また、すでに個人の特性に合わせた対応をしている方もいらっしゃると思います。そのような人には感謝でいっぱいになります。ありがとうございます。
あとできる限りの工夫をしているのに一向に改善しない!という場合もあると思います。そういう人たちにもっと工夫をしろとは言いません。日本語が通じないとか会社に来ないとか、もうどうしようもないという場合もあると思います。そういう場合は専門の機関に相談するのがいいのではないでしょうか。
おわりに 言われる側の人へ
最初と最後にしかメッセージがなくてごめんなさい。
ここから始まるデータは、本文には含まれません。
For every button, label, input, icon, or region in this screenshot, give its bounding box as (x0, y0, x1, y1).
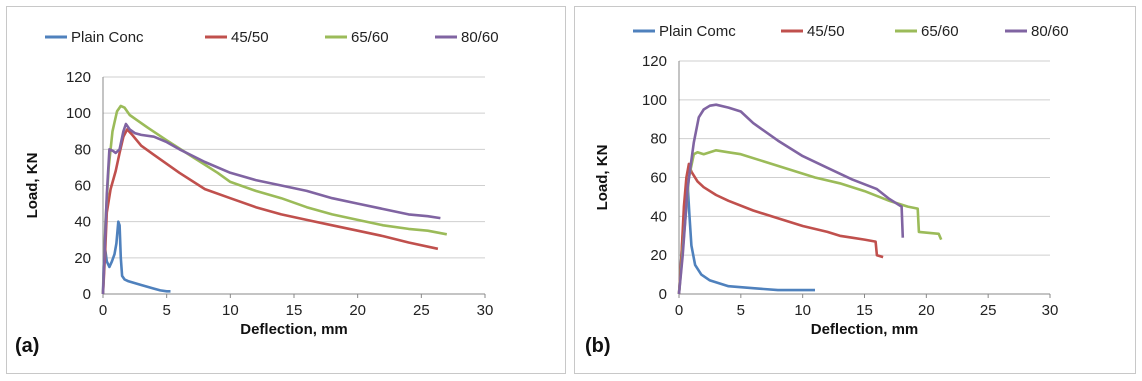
chart-panel-a: 0 20 40 60 80 100 120 0 5 10 15 20 25 30 Plain Conc 45/… (6, 6, 566, 374)
x-tick-label: 20 (918, 302, 935, 319)
series-line-1 (677, 162, 884, 295)
y-tick-label: 80 (650, 131, 667, 148)
series-line-0 (677, 184, 815, 295)
legend-label: 65/60 (351, 29, 389, 46)
legend-label: 80/60 (1031, 23, 1069, 40)
legend-label: Plain Comc (659, 23, 736, 40)
x-axis-title: Deflection, mm (811, 321, 919, 338)
y-tick-label: 80 (74, 141, 91, 158)
legend-label: 45/50 (807, 23, 845, 40)
series-line-2 (101, 104, 448, 295)
x-tick-label: 5 (737, 302, 745, 319)
x-tick-label: 20 (349, 302, 366, 319)
x-axis-title: Deflection, mm (240, 321, 348, 338)
x-tick-label: 30 (477, 302, 494, 319)
x-tick-label: 15 (856, 302, 873, 319)
x-tick-label: 0 (675, 302, 683, 319)
y-tick-label: 100 (66, 105, 91, 122)
legend-label: 80/60 (461, 29, 499, 46)
y-tick-label: 20 (74, 250, 91, 267)
legend-label: 45/50 (231, 29, 269, 46)
y-tick-label: 120 (66, 69, 91, 86)
y-tick-label: 40 (650, 208, 667, 225)
chart-a-svg: 0 20 40 60 80 100 120 0 5 10 15 20 25 30 Plain Conc 45/… (15, 29, 499, 357)
x-tick-label: 10 (794, 302, 811, 319)
x-tick-label: 5 (162, 302, 170, 319)
x-tick-label: 10 (222, 302, 239, 319)
y-tick-label: 0 (83, 286, 91, 303)
y-axis-title: Load, KN (24, 153, 41, 219)
y-tick-label: 0 (659, 286, 667, 303)
x-tick-label: 0 (99, 302, 107, 319)
y-tick-label: 40 (74, 214, 91, 231)
y-tick-label: 100 (642, 92, 667, 109)
chart-panel-b: 0 20 40 60 80 100 120 0 5 10 15 20 25 30 Plain Comc 45/… (574, 6, 1136, 374)
series-line-3 (677, 103, 905, 295)
series-line-0 (101, 220, 171, 295)
series-line-3 (101, 122, 441, 295)
y-tick-label: 60 (74, 178, 91, 195)
panel-label: (b) (585, 335, 611, 357)
legend-label: 65/60 (921, 23, 959, 40)
x-tick-label: 25 (980, 302, 997, 319)
x-tick-label: 25 (413, 302, 430, 319)
x-tick-label: 15 (286, 302, 303, 319)
legend-label: Plain Conc (71, 29, 144, 46)
y-tick-label: 20 (650, 247, 667, 264)
series-line-1 (101, 128, 439, 295)
panel-label: (a) (15, 335, 39, 357)
y-axis-title: Load, KN (594, 145, 611, 211)
x-tick-label: 30 (1042, 302, 1059, 319)
y-tick-label: 60 (650, 170, 667, 187)
y-tick-label: 120 (642, 53, 667, 70)
chart-b-svg: 0 20 40 60 80 100 120 0 5 10 15 20 25 30 Plain Comc 45/… (585, 23, 1069, 357)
共感していただけたら幸いです。身近な言う側の人にこの記事を共有して良い関係作りの役に立ててもらえたらもっと幸いです。と言いたいところですが、何を言ってもわからない、自分の世界にこもっている人にはこの文章も何も効果がないということがありえます。正直、そのような人とはできるだけ関わらないことをおすすめします。他人を変えることはできませんからね。